Outro estudo, da Microsoft em parceria com a Universidade Carnegie Mellon, na Pensilvânia (EUA), indica que a dependência da IA no trabalho reduz o pensamento crítico, levando à deterioração das faculdades cognitivas.
Além disso, quando não conseguimos tolerar as frustrações do cotidiano —e elas acontecem o tempo todo—, nossos sentimentos transbordam de maneira incontrolada, levando a males como depressão, ansiedade generalizada e falta de sentido da vida.
O que nos distingue dos animais, entre outras coisas, é a aptidão de raciocinar, ter consciência da nossa própria existência, analisar situações e fazer escolhas.
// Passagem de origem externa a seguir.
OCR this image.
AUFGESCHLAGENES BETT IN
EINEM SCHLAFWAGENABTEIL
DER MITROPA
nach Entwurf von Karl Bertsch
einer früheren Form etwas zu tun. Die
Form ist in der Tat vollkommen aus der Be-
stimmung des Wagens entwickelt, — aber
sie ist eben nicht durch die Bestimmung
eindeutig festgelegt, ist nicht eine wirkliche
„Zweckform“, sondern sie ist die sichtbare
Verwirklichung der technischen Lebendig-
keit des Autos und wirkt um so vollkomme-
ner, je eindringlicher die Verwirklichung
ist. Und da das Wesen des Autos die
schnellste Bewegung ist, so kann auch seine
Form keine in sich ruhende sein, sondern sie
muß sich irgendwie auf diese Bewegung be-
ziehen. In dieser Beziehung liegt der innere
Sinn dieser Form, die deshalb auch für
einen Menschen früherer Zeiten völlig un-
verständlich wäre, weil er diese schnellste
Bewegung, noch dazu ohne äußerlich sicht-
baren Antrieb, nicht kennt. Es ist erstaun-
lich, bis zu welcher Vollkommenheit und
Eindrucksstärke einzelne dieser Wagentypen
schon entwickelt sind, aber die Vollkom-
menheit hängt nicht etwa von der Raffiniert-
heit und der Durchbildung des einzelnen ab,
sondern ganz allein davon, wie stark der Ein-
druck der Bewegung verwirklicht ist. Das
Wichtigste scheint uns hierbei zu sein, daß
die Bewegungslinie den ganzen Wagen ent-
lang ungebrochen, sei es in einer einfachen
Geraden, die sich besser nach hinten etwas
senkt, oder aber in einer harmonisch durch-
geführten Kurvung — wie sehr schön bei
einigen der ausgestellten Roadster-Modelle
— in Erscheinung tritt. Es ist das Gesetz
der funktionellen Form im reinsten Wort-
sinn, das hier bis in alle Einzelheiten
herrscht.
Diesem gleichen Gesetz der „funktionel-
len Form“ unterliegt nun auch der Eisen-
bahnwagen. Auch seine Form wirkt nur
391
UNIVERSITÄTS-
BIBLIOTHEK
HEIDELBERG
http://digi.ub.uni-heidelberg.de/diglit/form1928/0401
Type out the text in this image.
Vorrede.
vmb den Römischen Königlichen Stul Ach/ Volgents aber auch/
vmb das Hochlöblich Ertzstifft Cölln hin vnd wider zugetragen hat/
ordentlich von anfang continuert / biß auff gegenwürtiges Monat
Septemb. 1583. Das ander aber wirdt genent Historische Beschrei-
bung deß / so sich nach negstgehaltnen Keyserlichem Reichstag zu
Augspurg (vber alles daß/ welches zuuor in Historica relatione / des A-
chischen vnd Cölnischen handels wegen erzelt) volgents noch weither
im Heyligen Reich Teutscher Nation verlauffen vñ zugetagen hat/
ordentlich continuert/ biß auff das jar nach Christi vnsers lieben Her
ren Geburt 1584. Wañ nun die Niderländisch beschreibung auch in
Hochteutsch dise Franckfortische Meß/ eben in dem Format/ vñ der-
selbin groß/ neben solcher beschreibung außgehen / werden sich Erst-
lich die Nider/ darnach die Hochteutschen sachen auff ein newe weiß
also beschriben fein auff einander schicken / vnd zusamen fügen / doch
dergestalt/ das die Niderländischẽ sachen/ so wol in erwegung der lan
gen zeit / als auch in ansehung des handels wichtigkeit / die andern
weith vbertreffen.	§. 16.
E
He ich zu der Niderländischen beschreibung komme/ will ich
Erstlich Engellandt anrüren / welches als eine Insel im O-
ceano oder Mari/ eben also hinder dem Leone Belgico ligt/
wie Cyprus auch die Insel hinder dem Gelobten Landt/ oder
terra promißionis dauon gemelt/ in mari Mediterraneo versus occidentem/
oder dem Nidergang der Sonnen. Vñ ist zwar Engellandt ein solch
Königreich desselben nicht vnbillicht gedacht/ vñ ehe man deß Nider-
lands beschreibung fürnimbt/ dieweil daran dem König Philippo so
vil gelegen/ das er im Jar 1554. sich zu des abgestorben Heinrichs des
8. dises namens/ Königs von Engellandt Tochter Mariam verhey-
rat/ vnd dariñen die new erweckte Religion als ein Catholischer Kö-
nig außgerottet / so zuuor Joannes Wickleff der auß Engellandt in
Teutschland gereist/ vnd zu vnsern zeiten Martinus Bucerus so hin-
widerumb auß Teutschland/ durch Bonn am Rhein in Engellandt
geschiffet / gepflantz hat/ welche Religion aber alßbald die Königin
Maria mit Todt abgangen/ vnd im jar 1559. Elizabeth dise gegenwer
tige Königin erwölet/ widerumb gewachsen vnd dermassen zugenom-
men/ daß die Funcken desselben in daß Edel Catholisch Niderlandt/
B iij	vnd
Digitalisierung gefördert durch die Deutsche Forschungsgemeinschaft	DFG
Se perdermos essas características, o que nos diferenciará das demais espécies?
Não estou defendendo aqui que devemos banir a IA ou outros recursos tecnológicos, ao contrário. Esses avanços melhoraram e muito nosso bem-estar, aprimorando a produtividade e a saúde física e mental. O que precisamos, a meu ver, é usá-los de uma forma que estimule o pensamento, e não o contrário.
O ato de pensar, refletir e eleger caminhos a seguir é um presente inestimável que a vida nos deu, e preservar essas qualidades representa, talvez, nosso maior desafio na era das máquinas.